Mercedes Benz claims to be the oldest still operating car manufacturer in the world and claims to have produced the 1st internal combustion gasoline engine car.
Mercedes Benz currently makes 950,000 passenger vehicles per year.
Mercedes Benz is produces more commercial trucks than any other company in the world.

BWM makes over 1,000,000 passenger cars per year.

Audi is the fastest growing and possibly most profitable car maker in the world. 4 decades ago, industry experts predicted it's demise.

Porsche is losing market share in every market as is Volkswagon.

German car manufacturers current primary concern is they are losing market share in China, which is predicted to see the largest growth in new car purchases and car ownership.

The two things I consider when purchasing a new vehicle is Brand Loyalty ( Ford Only ) and Reliability. We have always bought Fords and have had fantastic luck with them. Whether it be new or used, we haven't had many issues over the years. I am a big stickler on maintaining my vehicles, especially since it is a decent investment when you are purchasing new. We are both due for a new car as our 2007 F150 and 2007 Edge are both getting close to 100,000 miles. I don't like to keep them past that simply because that is when they start to nickle and dime you.
 
I chose 4 priorities. One of them was luxury/comfort, but that's not quite accurate. Comfort is a priority, but not luxury. So I wouldn't lump those two things together, since they are not even close to the same thing. Luxury to me is leather seating (which I hate), lots of knobs & an airplane dash, wood in dash, super duper speakers and lots of 'em, multi-disk CD player, lots of tech, built-in dvd players for backseaters, etc. By comfort, I mean comfortable seats so can take a road trip, good driving position that is adjustable, lumbar support, headrest that doesn't jut forward too much like some do these days.

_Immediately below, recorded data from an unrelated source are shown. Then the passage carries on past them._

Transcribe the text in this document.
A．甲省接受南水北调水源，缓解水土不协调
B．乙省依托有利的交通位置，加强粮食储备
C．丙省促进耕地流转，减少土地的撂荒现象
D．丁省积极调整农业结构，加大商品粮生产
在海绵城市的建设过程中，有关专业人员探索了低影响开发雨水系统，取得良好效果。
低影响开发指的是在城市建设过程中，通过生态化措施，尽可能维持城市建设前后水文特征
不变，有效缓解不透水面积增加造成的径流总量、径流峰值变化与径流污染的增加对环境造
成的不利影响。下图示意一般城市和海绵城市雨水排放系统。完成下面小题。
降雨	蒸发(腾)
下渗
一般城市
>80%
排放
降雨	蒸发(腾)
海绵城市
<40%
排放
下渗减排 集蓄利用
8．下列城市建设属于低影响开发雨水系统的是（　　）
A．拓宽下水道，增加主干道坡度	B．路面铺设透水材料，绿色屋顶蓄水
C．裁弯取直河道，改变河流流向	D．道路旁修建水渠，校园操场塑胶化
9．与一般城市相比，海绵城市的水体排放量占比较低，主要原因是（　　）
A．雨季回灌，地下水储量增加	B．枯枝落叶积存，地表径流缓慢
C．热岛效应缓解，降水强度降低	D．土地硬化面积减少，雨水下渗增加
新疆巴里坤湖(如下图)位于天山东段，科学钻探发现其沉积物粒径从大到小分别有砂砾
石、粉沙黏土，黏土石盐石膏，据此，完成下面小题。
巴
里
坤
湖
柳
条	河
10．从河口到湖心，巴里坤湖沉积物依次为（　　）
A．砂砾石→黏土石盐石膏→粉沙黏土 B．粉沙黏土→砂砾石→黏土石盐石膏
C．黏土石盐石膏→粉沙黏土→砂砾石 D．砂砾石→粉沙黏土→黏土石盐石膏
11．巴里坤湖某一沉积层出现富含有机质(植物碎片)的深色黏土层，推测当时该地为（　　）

Well, I added a fifth. I forgot about reliability.

I wouldn't buy a vehicle without all 5 of the things I named: cost, comfort, multi-function utility, reliability, gas mileage.

Radical tires are safer and better for gas mileage, but are MUCH stiffer and have always made it difficult to make cars ride smoothly and without picking up road noise and road imperfections, particularly in lightweight cars. Basically ALL cars that used to ride on "bias-ply" nylon tires have a smoother ride because they absorbed more road energy due to being soft and cushy.